Кстати, подводная лодка «Лембит», тоже была минным заградителем, но по началу войны, также как и Л-3 не получила задание на постановку мин. Первый боевой поход она осуществит лишь 12 августа. На оживленной коммуникации около шведского побережья в проливе западнее о. Борнхольм советские моряки удачно поставят минную банку.
Теперь, по поводу того, что хотел сказать Грищенко своим, «НО»? С этим явлением, мы столкнемся еще не раз. Командир подлодки Л-3 вскрыл пакет, который, на удивление, ему принесли из штаба??? Даже, пусть его принес непосредственный командир Петра Денисовича. Тем не менее, это вызывает определенное подозрение, так как подобные пакеты хранятся лично у командира корабля и должны быть вскрыты по особому сигналу. Что же удивило Грищенко, если он произнес это загадочное «НО»? Изменение поставленной перед ним боевой задачи. Вот что! Он же знал, какие боевые задачи возлагаются на его подлодку, как минный заградитель и эти требования, ранее, были вложены в его мобилизационный пакет.
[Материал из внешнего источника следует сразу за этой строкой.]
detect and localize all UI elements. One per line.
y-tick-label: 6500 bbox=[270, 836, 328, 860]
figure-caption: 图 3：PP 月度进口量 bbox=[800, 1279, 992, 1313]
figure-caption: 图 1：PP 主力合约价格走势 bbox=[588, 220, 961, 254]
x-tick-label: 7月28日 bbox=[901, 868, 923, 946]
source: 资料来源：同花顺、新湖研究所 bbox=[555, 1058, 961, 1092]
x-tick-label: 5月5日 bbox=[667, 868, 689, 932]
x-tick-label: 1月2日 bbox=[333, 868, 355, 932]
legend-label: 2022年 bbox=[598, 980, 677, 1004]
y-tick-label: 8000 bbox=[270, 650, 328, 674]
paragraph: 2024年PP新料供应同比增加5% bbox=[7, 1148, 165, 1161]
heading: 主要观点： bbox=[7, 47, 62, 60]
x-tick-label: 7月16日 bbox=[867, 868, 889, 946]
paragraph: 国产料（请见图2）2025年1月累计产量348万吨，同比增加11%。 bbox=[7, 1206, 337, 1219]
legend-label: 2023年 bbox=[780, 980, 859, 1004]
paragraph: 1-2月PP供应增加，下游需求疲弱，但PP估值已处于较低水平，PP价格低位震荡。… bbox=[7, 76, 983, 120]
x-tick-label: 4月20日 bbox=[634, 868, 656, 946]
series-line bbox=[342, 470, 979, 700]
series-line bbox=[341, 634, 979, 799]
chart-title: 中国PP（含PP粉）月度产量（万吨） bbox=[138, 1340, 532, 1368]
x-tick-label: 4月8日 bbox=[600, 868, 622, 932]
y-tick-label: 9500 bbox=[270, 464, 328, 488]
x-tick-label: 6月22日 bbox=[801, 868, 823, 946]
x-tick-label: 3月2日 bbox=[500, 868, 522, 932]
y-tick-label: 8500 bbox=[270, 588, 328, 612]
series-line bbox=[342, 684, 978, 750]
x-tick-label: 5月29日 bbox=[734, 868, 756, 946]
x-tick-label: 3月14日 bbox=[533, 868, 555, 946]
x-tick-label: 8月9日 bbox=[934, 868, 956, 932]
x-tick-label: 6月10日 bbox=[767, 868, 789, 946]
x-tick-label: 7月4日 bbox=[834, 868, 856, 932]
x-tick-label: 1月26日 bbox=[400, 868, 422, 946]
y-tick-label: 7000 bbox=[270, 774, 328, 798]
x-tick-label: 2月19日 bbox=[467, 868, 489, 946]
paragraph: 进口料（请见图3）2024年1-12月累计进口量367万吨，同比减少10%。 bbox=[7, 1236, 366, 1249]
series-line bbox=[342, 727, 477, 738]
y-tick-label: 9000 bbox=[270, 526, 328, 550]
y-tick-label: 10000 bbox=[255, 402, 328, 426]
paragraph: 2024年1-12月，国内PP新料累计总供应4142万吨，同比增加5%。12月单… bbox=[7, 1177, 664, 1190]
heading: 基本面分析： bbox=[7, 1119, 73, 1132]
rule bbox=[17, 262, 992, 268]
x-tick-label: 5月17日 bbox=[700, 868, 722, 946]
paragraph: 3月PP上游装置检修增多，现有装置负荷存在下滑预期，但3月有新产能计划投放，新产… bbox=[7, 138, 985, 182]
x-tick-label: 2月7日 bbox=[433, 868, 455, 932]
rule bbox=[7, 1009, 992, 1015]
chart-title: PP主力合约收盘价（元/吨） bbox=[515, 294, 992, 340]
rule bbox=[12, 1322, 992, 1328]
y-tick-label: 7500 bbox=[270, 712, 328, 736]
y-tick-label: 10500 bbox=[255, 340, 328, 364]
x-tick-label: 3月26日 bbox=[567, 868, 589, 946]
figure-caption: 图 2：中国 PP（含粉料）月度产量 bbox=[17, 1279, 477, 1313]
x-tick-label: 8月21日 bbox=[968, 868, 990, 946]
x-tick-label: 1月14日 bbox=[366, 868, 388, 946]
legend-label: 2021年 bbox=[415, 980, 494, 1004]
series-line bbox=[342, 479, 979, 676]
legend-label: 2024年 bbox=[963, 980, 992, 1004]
Представьте его состояние, когда он вскрыл принесенный Аверочкиным пакет из штаба(?) и обнаружил несоответствие. Он об этом и поведал читателю позднее, а в момент вскрытия пакета, выразил недоумение прочитанным приказом, и своим возмущением, в виде «НО». На что Аверочкин понимая, что ничем не может помочь своему подчиненному потребовал выполнять поставленную боевую задачу.